In 2000, the British Film Institute's poll of television industry professionals and critics judged Fawlty Towers (BBC, 1975; 79) Britain's greatest TV show of the 20th Century, and the sitcom is almost as fondly remembered by the public.
Co-written by John Cleese and his then wife Connie Booth, the show was inspired by a Torquay hotel where the Monty Python team stayed in 1971 during filming. Cleese later described the Gleneagles' proprieter, Donald Sinclair, as "the most wonderfully rude man I had ever met"; the rest of the Pythons relocated to another hotel, but Cleese and Booth remained, unconsciously gathering material which would eventually come together in their creation Basil Fawlty, the neurotic, eccentric and bad-tempered manager of Fawlty Towers. In 2002, Beatrice Sinclair, the hotelier's widow, broke her silence to complain of the show's unfair portrayal of her late husband.
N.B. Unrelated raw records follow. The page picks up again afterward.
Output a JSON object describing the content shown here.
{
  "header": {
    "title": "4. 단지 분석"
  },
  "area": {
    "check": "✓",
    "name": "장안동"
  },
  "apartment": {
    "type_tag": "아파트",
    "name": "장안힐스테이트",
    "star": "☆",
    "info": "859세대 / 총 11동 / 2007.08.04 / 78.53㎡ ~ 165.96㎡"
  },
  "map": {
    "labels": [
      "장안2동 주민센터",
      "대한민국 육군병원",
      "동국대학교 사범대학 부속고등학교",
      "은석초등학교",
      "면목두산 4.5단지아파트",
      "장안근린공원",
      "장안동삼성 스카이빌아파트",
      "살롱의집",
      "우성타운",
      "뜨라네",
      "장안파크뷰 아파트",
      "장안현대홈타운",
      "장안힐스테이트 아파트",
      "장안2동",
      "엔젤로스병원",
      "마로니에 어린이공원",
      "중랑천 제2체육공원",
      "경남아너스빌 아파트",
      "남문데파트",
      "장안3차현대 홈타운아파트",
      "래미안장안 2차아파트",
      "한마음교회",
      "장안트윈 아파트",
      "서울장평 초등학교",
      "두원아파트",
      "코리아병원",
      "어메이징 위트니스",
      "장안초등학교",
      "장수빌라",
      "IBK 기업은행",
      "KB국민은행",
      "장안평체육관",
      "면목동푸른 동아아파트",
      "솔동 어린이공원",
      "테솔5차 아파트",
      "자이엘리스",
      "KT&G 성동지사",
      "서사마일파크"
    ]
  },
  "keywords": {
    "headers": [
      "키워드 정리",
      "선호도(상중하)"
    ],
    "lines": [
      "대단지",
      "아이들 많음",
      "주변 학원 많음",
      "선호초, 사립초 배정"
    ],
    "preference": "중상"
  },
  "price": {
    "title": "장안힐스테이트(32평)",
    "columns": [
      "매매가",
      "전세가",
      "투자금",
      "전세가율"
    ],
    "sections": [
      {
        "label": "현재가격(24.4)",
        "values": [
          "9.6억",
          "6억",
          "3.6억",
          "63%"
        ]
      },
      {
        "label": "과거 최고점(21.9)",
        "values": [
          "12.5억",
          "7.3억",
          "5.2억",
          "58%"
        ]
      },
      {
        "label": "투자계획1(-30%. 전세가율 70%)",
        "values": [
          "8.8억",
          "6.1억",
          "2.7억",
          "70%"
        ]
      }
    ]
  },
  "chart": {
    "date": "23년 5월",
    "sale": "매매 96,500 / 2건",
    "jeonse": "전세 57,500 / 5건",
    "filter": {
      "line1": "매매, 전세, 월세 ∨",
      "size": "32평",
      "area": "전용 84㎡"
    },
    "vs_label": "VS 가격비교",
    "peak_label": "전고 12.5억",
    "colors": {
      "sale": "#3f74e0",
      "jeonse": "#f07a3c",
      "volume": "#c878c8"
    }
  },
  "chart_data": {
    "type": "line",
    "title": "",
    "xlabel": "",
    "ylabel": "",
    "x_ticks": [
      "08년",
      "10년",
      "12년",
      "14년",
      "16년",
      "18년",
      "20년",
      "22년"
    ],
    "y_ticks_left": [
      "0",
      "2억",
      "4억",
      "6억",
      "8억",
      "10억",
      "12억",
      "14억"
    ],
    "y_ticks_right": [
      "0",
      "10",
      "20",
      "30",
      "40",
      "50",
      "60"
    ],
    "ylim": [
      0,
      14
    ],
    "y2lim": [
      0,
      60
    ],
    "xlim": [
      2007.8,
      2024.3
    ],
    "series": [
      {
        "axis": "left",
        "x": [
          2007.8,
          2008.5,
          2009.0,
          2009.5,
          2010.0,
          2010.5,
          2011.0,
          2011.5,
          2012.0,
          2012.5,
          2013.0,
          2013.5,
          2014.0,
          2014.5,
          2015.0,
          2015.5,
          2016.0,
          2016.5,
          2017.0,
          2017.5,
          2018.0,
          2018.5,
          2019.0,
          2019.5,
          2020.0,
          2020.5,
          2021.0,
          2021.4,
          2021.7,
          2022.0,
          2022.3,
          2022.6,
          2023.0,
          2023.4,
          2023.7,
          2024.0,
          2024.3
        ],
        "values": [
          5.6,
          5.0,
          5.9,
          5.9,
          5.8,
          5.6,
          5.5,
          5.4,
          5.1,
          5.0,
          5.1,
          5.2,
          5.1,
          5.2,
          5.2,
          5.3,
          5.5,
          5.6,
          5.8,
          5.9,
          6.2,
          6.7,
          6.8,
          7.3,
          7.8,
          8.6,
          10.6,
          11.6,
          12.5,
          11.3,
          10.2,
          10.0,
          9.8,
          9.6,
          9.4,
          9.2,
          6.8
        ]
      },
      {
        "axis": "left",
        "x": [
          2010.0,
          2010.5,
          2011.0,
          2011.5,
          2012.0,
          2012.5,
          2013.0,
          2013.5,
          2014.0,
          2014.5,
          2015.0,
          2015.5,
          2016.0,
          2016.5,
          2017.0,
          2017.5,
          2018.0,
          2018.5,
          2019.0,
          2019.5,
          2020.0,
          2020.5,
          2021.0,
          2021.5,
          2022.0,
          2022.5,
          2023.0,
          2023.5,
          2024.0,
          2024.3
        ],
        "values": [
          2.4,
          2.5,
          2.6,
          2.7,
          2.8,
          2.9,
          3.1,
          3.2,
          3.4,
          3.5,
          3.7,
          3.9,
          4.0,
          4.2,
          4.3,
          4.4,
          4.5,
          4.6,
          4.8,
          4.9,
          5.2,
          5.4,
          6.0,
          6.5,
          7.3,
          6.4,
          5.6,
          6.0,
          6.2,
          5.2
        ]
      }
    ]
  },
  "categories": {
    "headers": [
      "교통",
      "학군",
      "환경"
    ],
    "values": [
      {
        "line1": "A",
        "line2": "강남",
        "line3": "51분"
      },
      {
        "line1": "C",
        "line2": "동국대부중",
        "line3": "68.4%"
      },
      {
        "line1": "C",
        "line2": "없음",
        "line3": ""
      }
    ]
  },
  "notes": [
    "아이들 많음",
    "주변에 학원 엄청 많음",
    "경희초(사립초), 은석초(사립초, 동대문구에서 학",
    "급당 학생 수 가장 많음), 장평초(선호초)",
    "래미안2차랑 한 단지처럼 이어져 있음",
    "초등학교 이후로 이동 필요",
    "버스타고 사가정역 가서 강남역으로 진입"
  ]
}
Henpecked and embittered, not to mention rude, accident-prone and an appalling petit-bourgeouis snob, Basil Fawlty is in a long-line of British sitcom losers, including Anthony Aloysius Hancock (Hancock's Half-Hour, BBC, 1956-60), Harold Steptoe (Steptoe and Son, BBC, 1962-74) and David Brent (The Office, BBC, 2001-02).
Cleese's characteristically deranged physical performance as Basil was an instant hit, but all of the leads contributed to the show's success. Prunella Scales was unforgettable as Basil's domineering wife Sybil, while Booth, as the inexplicably loyal chambermaid, Polly, was the perfect foil to the unhinged Basil. Best of all was Andrew Sachs as Spanish waiter Manuel, whose rudimentary English - and the series of astonishingly brutal humiliations he suffers at the hands of Basil - gave rise to many of the funniest moments.
Basil was an inspired creation, but Fawlty Towers was not especially innovative - following, more or less, the traditional sitcom format established in the 1950s and '60s. It was, however, brilliantly funny. Each episode, usually involving Basil's hopeless attempts to hide his latest incompetence from Sybil, teetered on the edge of insanity, as Basil's behaviour becomes more and more erratic and deranged. Among the most memorable episodes were 'Gourmet Night' (tx. 17/10/1975), in which Basil's attempts to attract a higher standard of clientele collapse in inevitable disaster, and 'Basil the Rat' (tx. 25/10/1979), in which the escape of Manuel's 'Siberian hamster' coincides with a visit by an environmental health inspector.
Fawlty Towers' legend was assured when Cleese decided to axe the show at the height of its popularity, after just twelve episodes.